ATO Assistant Commissioner Rob Thomson said deductions for working from home expenses are calculated using the actual cost or fixed rate method.

“Copying and pasting your working from home claim from last year may be tempting, but this will likely mean we will be contacting you for a ‘please explain’,” Mr Thomson said.

“Your deductions will be disallowed if you’re not eligible or you don’t keep the right records.”

Mr Thomson warned of three “golden rules” for claiming work-related expenses:

1. The taxpayer making the claim just have spent the money themselves and were not reimbursed

2. The expense must directly relate to earning an income

3. There must be a record of the expense, such as a receipt, to prove it

RENTAL PROPERTIES
The ATO will also be focusing on landlords and rental properties.

Data has revealed nine out of 10 rental property owners are getting their income tax returns wrong.

In particular, Mr Thomson said landlords make mistakes when it comes to repairs and maintenance deductions on their rental properties.

“This year, we’re particularly focused on claims that may have been inflated to offset increases in rental income to get a greater tax benefit,” he said.

Performing general repairs and maintenance on rental properties can be claimed as an immediate deduction, but expenses such as initial repairs on a newly purchased property or any improvements made while living there are not deductible.

Aussies are being warned to be vigilant with their tax returns this year.

Aussies are being warned to be vigilant with their tax returns this year.

Replacing damaged carpet or a broken window can be claimed as an immediate deduction, Mr Thomson said.

“But if you rip out an old kitchen and put in a new and improved one, this is a capital improvement and is only deductible over time as capital works,” he said.

“We encourage rental property owners to carefully review their records before lodging their return and take care to ensure they are claiming deductions correctly.”

Mr Thomson urged landlords to use a registered tax agent to help with their tax return as rental income and deductions can be complex.
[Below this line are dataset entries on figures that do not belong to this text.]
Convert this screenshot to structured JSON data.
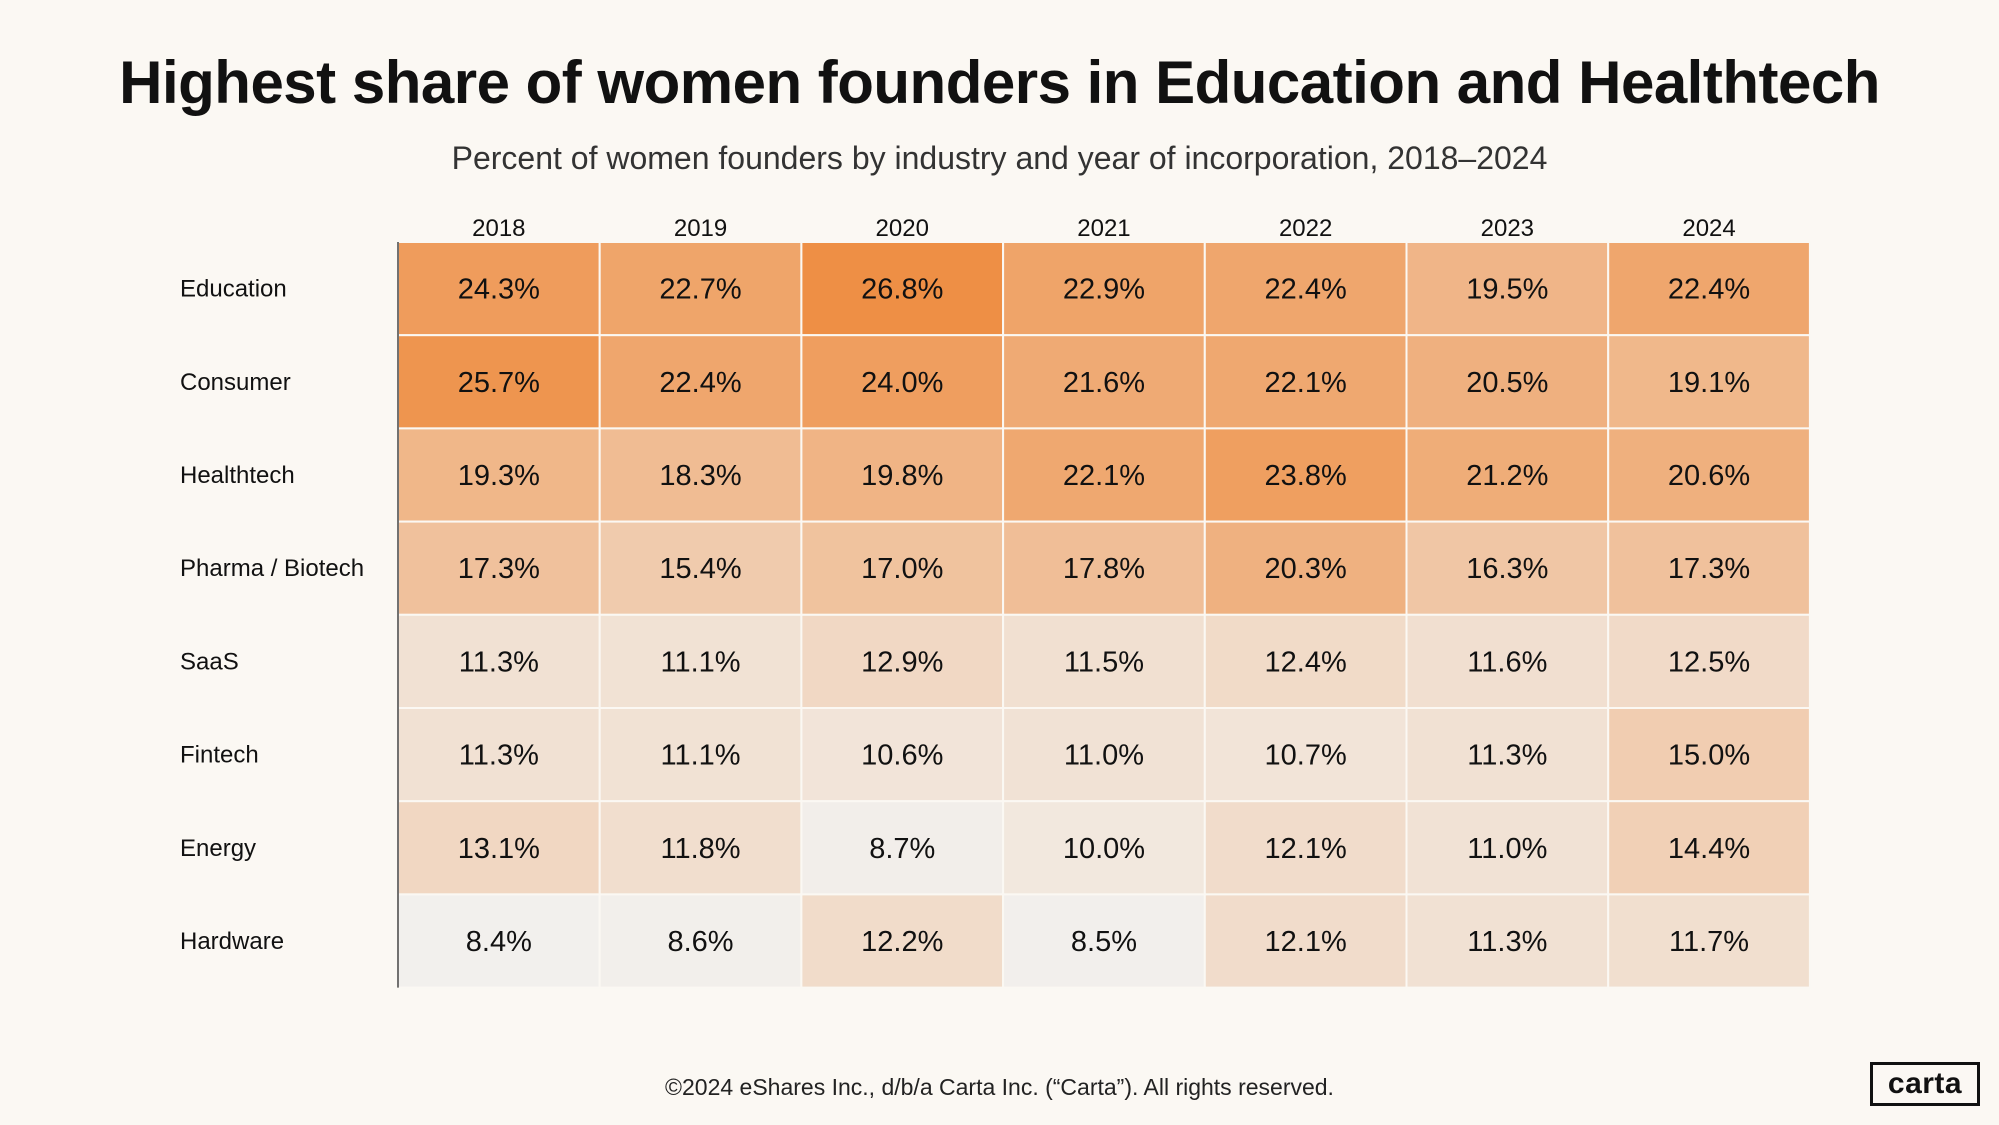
{
  "title": "Highest share of women founders in Education and Healthtech",
  "subtitle": "Percent of women founders by industry and year of incorporation, 2018–2024",
  "footer": "©2024 eShares Inc., d/b/a Carta Inc. (“Carta”). All rights reserved.",
  "logo_text": "carta",
  "colors": {
    "low": "#f2f0ed",
    "high": "#ee8f45",
    "background": "#fbf8f3",
    "text": "#111111"
  },
  "chart_data": {
    "type": "heatmap",
    "title": "Highest share of women founders in Education and Healthtech",
    "subtitle": "Percent of women founders by industry and year of incorporation, 2018–2024",
    "columns": [
      "2018",
      "2019",
      "2020",
      "2021",
      "2022",
      "2023",
      "2024"
    ],
    "rows": [
      "Education",
      "Consumer",
      "Healthtech",
      "Pharma / Biotech",
      "SaaS",
      "Fintech",
      "Energy",
      "Hardware"
    ],
    "values": [
      [
        24.3,
        22.7,
        26.8,
        22.9,
        22.4,
        19.5,
        22.4
      ],
      [
        25.7,
        22.4,
        24.0,
        21.6,
        22.1,
        20.5,
        19.1
      ],
      [
        19.3,
        18.3,
        19.8,
        22.1,
        23.8,
        21.2,
        20.6
      ],
      [
        17.3,
        15.4,
        17.0,
        17.8,
        20.3,
        16.3,
        17.3
      ],
      [
        11.3,
        11.1,
        12.9,
        11.5,
        12.4,
        11.6,
        12.5
      ],
      [
        11.3,
        11.1,
        10.6,
        11.0,
        10.7,
        11.3,
        15.0
      ],
      [
        13.1,
        11.8,
        8.7,
        10.0,
        12.1,
        11.0,
        14.4
      ],
      [
        8.4,
        8.6,
        12.2,
        8.5,
        12.1,
        11.3,
        11.7
      ]
    ],
    "labels": [
      [
        "24.3%",
        "22.7%",
        "26.8%",
        "22.9%",
        "22.4%",
        "19.5%",
        "22.4%"
      ],
      [
        "25.7%",
        "22.4%",
        "24.0%",
        "21.6%",
        "22.1%",
        "20.5%",
        "19.1%"
      ],
      [
        "19.3%",
        "18.3%",
        "19.8%",
        "22.1%",
        "23.8%",
        "21.2%",
        "20.6%"
      ],
      [
        "17.3%",
        "15.4%",
        "17.0%",
        "17.8%",
        "20.3%",
        "16.3%",
        "17.3%"
      ],
      [
        "11.3%",
        "11.1%",
        "12.9%",
        "11.5%",
        "12.4%",
        "11.6%",
        "12.5%"
      ],
      [
        "11.3%",
        "11.1%",
        "10.6%",
        "11.0%",
        "10.7%",
        "11.3%",
        "15.0%"
      ],
      [
        "13.1%",
        "11.8%",
        "8.7%",
        "10.0%",
        "12.1%",
        "11.0%",
        "14.4%"
      ],
      [
        "8.4%",
        "8.6%",
        "12.2%",
        "8.5%",
        "12.1%",
        "11.3%",
        "11.7%"
      ]
    ],
    "color_range": [
      8.4,
      26.8
    ]
  }
}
He said landlords must provide “full and complete records” to allow the tax agent to prepare the return correctly.

DON’T RUSH TO LODGE

While the thought of a tax return can be exciting, the ATO is warning Aussies against rushing to lodge their return on July 1.

For those who receive an income from multiple sources, they are being warned to wait until their multiple income sources is pre-filled in the tax return before lodging.

“We see lots of mistakes in July where people have forgotten to include interest from banks, dividend income, payments from other government agencies and private health insurers,” Mr Thomson said.

While most taxpayers will have their information pre-filled by the end of July, it will make the process smoother and save time to wait until it is complete.

Lodging in early July can often result in the tax return flagged as “incorrect” by the ATO.

“We know some prefer to tick their tax return off the to-do list early and not have to think about it for another 12 months, but the best way to ensure you get it right is to wait for just a few weeks to lodge,” Mr Thomson said.

“You can check if your employer has marked your income statement as ‘tax ready’ as well as if your pre-fill is available in myTax before you lodge. That way, an amendment doesn’t need to be made later, which could result in unnecessary delays.”